BOSTON – A recently published study in Academic Medicine performed by Massachusetts General Hospital (MGH) investigators has identified areas in which physician trainees are at particularly high risk of being involved in malpractice claims. The study was conducted to inform clinical educators’ approach to training physicians. Using a national database operated by Harvard’s malpractice insurer called the Controlled Risk Insurance Company (CRICO), the authors reported that claims involving trainees were rare and that the most common final diagnosis of malpractice claims involving physician trainees was puncture or laceration during surgery. 

A commonly used definition of adverse event is patient harm resulting from medical care rather than patients’ underlying disease. Medical education requires a careful balance of providing trainees with graduated responsibility, while ensuring safe, high quality care.

“The fundamental goal behind this work was reducing adverse events,” says lead author Laura C. Myers MD, MPH, of the MGH Division of Pulmonary and Critical Care Medicine. “Now that we know to target procedures, the next step will be to evaluate the curricula and policies related to technical training of residents and fellows.” 

The authors examined claims from 32 teaching institutions across the country.
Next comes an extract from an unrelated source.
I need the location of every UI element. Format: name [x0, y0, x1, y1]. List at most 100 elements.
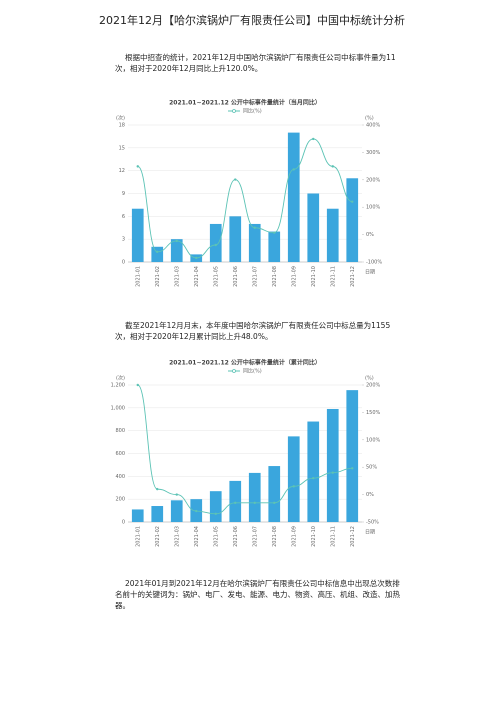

Of more than 30,000 claims, only 581 came from teaching hospitals and had a physician trainee (either resident or fellow) involved in the adverse events. The majority (81%) involved residents.  The authors reported that claims involving physician trainees were more likely to involve a procedure (71%) versus control claims (58%). Additionally, inadequate supervision and poor technical performance were the most common contributing factors in trainee-involved claims.

“Ensuring adequate procedural supervision is crucial in preventing these adverse events and we hope that training directors in procedural specialties will use this information.  Many programs have already implemented simulation programs for physician trainees to hone procedural skills in a safe, learning environment,” says Myers, who was a fellow in the Lawrence Center for Quality and Safety at MGH during the study.  “We may also need to adjust our threshold for trainees attaining procedural independence. The Accreditation Council for Graduate Medical Education’s framework for progressive responsibility is a useful guide.”
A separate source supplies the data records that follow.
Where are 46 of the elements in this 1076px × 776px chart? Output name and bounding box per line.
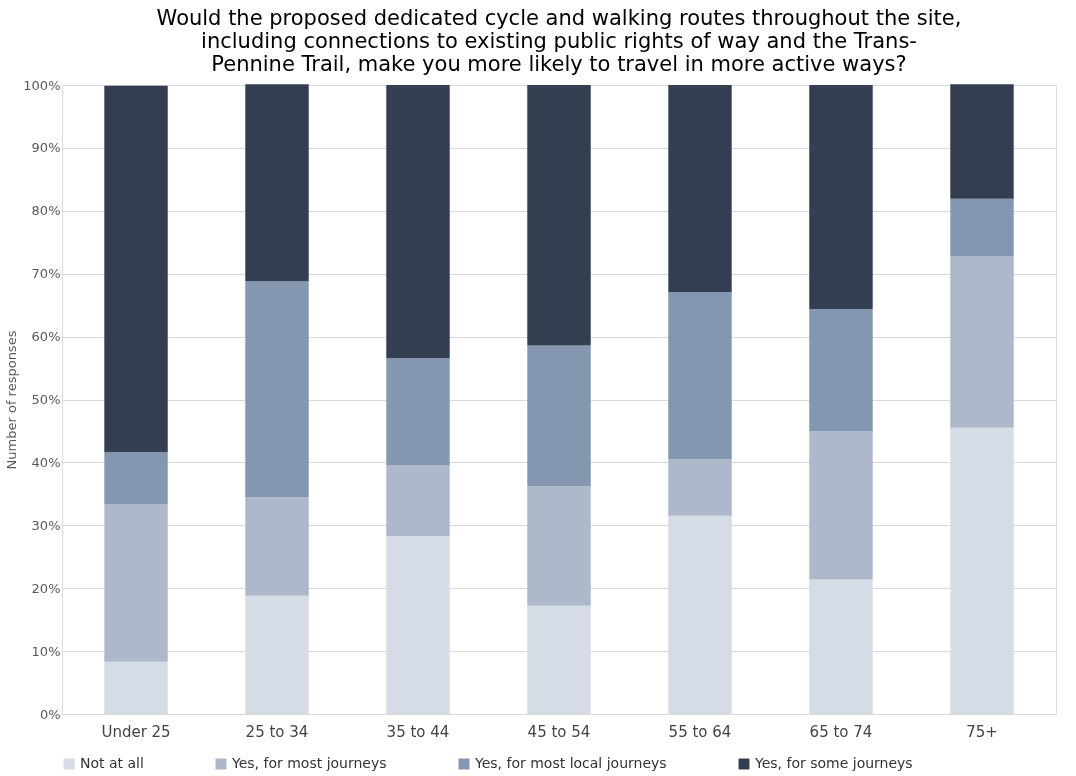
- bar: [245, 281, 309, 498]
- bar: [386, 464, 450, 536]
- bar: [386, 357, 450, 465]
- y-tick-label: 50%: [31, 392, 61, 407]
- bar: [527, 345, 591, 487]
- chart-title: Would the proposed dedicated cycle and walking routes throughout the site, including connections to existing public rights of way and the Trans-Pennine Trail, make you more likely to travel in more active ways?: [156, 6, 962, 76]
- bar: [668, 291, 732, 460]
- y-tick-label: 10%: [31, 643, 61, 659]
- bar: [104, 661, 168, 714]
- bar: [104, 452, 168, 505]
- bar: [104, 85, 168, 453]
- bar: [668, 459, 732, 516]
- legend-label: Yes, for some journeys: [754, 755, 913, 771]
- bar: [104, 504, 168, 662]
- bar: [809, 308, 873, 431]
- x-tick-label: 65 to 74: [809, 722, 873, 741]
- y-tick-label: 40%: [31, 454, 61, 470]
- bar: [809, 85, 873, 309]
- x-tick-label: 35 to 44: [386, 722, 450, 741]
- bar: [386, 85, 450, 358]
- x-tick-label: Under 25: [101, 722, 171, 741]
- y-tick-label: 20%: [31, 580, 61, 596]
- bar: [809, 430, 873, 580]
- y-axis-title: Number of responses: [4, 330, 20, 470]
- bar: [668, 85, 732, 292]
- y-tick-label: 70%: [31, 266, 61, 282]
- y-tick-label: 100%: [23, 77, 61, 93]
- bar: [950, 256, 1014, 428]
- y-tick-label: 30%: [31, 517, 61, 533]
- bar: [950, 198, 1014, 257]
- legend-label: Not at all: [80, 755, 144, 771]
- x-tick-label: 55 to 64: [668, 722, 732, 741]
- bar: [950, 84, 1014, 199]
- y-tick-label: 0%: [39, 706, 61, 722]
- y-tick-label: 60%: [31, 329, 61, 345]
- y-tick-label: 90%: [31, 140, 61, 156]
- x-tick-label: 75+: [966, 722, 998, 741]
- x-tick-label: 25 to 34: [245, 722, 309, 741]
- legend-label: Yes, for most local journeys: [474, 755, 667, 771]
- bar: [527, 486, 591, 606]
- legend-label: Yes, for most journeys: [231, 755, 387, 771]
- bar: [527, 85, 591, 346]
- y-tick-label: 80%: [31, 203, 61, 219]
- bar: [245, 84, 309, 282]
- x-tick-label: 45 to 54: [527, 722, 591, 741]
- bar: [245, 497, 309, 596]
“Our study represents the broad landscape of risk across states and really tries to address the physician trainee at the point of care.  Of the case claims, only 32% had a physician trainee actually named as a defendant despite being involved in the adverse event,” says Myers.  “State policies differ drastically with regard to physician trainees being named as defendants in claims. Florida grants immunity to physician trainees who are practicing within their scope.  Further work is needed to determine the consequences of state level policies, such as immunity, as well as the effectiveness of patient safety efforts undertaken to prevent adverse events involving physician trainees,” Myers adds. 

Co-authors of the Academic Medicine report are Rajshri Gartland MD MPH from the Department of Surgery at MGH; Jillian Skillings, Lisa Heard MSN, onathan Einbinder, MD, MPH, CRICO; Edward Bittner, MD, PhD, from the Department of Anesthesia at MGH and Joshua Metlay MD PhD and Elizabeth Mort MD MPH from the Department of Medicine at MGH.

About the Massachusetts General Hospital

Massachusetts General Hospital, founded in 1811, is the original and largest teaching hospital of Harvard Medical School. The MGH Research Institute conducts the largest hospital-based research program in the nation, with an annual research budget of more than $1 billion and comprises more than 8,500 researchers working across more than 30 institutes, centers and departments. In August 2019 the MGH was once again named #2 in the nation by U.S. News & World Report in its list of "America’s Best Hospitals."